To my regret, I never completed long form training. The Yang long form has 103 or 108 steps, depending on who counts. What I practice is the Yang short form, which I learned to count with twenty-four steps. It is this short form that forms the larger part of evening practice.

  • Holding out the hands at pelvis level, one settles into the form’s starting position, Return to Mountain.
  • Commence raises the hands to chest height and lets them fall as though through water.
  • Turning, one steps left and separates the hands to Part the Horse’s Mane, steps right and Parts the Horse’s Mane, steps left and Parts the Horse’s Mane,
  • then shifts weight to stand on one leg and raise arms in White Crane.
  • From White Crane, one steps to Brush Knee, Push left, right, left
  • then shifts weight and settles on the right leg to Play the Pipa.
  • Repulse Monkey backs four steps, which is handy for exiting a tight corner but also refuses the monkey mind always lurking within.
  • Grasp the Sparrow’s Tail is a complex sequence that I would have counted as several  separate parts, but no one asked me. Step left, block with left arm, press with right, draw back, press and ward off, draw back, push with both hands, turn 180 degrees, step right and do it all again.
  • Single Whip reverses direction and lifts the hands to defensive positions.
  • Move Hands like Clouds sidesteps three times
  • to another Single Whip.
  • High Pat on the Horse’s Neck balances on the right leg while raising and lowering the left.
  • Kick with Right Heel is never slow. It is always a rapid strike.
  • Smite the Tiger’s Ears is a slow forward lunge from which one draws back and reverses direction.
  • Kick with Left Heel is another rapid strike.
  • Magic Bird Stands on One Leg right, then left.
  • Fair Maiden Works Her Shuttles steps forward and wide, raising the hands, right and left.
  • Dive for the Golden Needle at the Bottom of the Sea crouches and rises.
  • On rising, the right hand sweeps behind and around in Fan through Back.
  • Reversing slowly, one moves the hands to Hidden Fist and then
  • Punch Low.
  • Drawing back, one shifts forward to Push and Turn,
  • sweeping arms up to Embrace Tiger
  • and letting them sink slowly to Return to Mountain.

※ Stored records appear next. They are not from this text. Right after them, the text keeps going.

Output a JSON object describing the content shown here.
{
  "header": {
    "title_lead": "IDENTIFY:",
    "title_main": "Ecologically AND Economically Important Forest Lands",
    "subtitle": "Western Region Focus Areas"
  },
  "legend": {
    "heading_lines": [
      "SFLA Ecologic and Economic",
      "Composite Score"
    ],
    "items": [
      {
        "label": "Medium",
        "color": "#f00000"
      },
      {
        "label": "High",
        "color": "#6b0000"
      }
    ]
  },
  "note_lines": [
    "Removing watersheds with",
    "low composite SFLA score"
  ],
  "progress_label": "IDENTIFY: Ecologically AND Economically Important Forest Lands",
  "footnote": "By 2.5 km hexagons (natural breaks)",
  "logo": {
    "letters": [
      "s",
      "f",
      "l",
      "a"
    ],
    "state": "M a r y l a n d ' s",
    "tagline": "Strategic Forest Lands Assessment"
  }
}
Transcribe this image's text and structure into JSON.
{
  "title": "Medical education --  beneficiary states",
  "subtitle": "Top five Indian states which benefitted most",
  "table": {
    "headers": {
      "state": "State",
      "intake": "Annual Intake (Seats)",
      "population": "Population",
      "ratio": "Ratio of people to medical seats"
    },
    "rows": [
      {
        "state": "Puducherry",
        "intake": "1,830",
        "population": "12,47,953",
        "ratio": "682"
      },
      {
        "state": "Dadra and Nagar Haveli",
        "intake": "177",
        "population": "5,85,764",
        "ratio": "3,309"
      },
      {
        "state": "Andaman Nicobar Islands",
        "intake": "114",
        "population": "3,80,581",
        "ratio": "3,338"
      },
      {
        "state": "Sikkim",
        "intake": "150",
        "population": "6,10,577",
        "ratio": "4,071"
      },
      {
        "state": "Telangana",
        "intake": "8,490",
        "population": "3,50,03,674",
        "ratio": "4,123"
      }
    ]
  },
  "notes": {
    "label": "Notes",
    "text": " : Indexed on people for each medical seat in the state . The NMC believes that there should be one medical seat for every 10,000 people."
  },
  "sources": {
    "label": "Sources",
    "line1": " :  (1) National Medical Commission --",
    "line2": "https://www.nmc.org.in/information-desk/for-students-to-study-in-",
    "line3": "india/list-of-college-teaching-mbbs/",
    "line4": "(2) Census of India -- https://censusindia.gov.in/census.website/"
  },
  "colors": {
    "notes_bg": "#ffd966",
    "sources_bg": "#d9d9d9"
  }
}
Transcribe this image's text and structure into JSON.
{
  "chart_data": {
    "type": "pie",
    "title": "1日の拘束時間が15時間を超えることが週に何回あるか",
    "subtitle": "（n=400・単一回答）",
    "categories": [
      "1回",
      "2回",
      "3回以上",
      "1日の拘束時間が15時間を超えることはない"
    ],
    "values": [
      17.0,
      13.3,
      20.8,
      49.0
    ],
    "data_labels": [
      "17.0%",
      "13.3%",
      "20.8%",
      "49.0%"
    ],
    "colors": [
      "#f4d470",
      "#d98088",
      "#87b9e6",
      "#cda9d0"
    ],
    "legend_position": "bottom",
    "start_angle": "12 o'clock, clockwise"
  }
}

After ending the form but before closing practice, I always pause, inhale long and deep, and let it out slowly.

  • Clear Mind.
  • Open Heart.
  • Push Out the Walls.

After closing, I stand away and salute my teachers. Tradition is to salute teachers of the form, but I include all my teachers. It’s all one thing. My high school biology teacher and favorite English professor are present in my practice. So are my parents, and the older kid more than fifty years ago who taught me to tie two half hitches. Once I have kept at it long enough, many times what I have done already, once body and mind have perfected the lessons, it will all be taijiquan. As neigong and qigong become taijiquan, as taijiquan becomes neigong and qigong, so too do writing and drawing and all other work undertaken with presence. Going is slow, but I think I am making progress.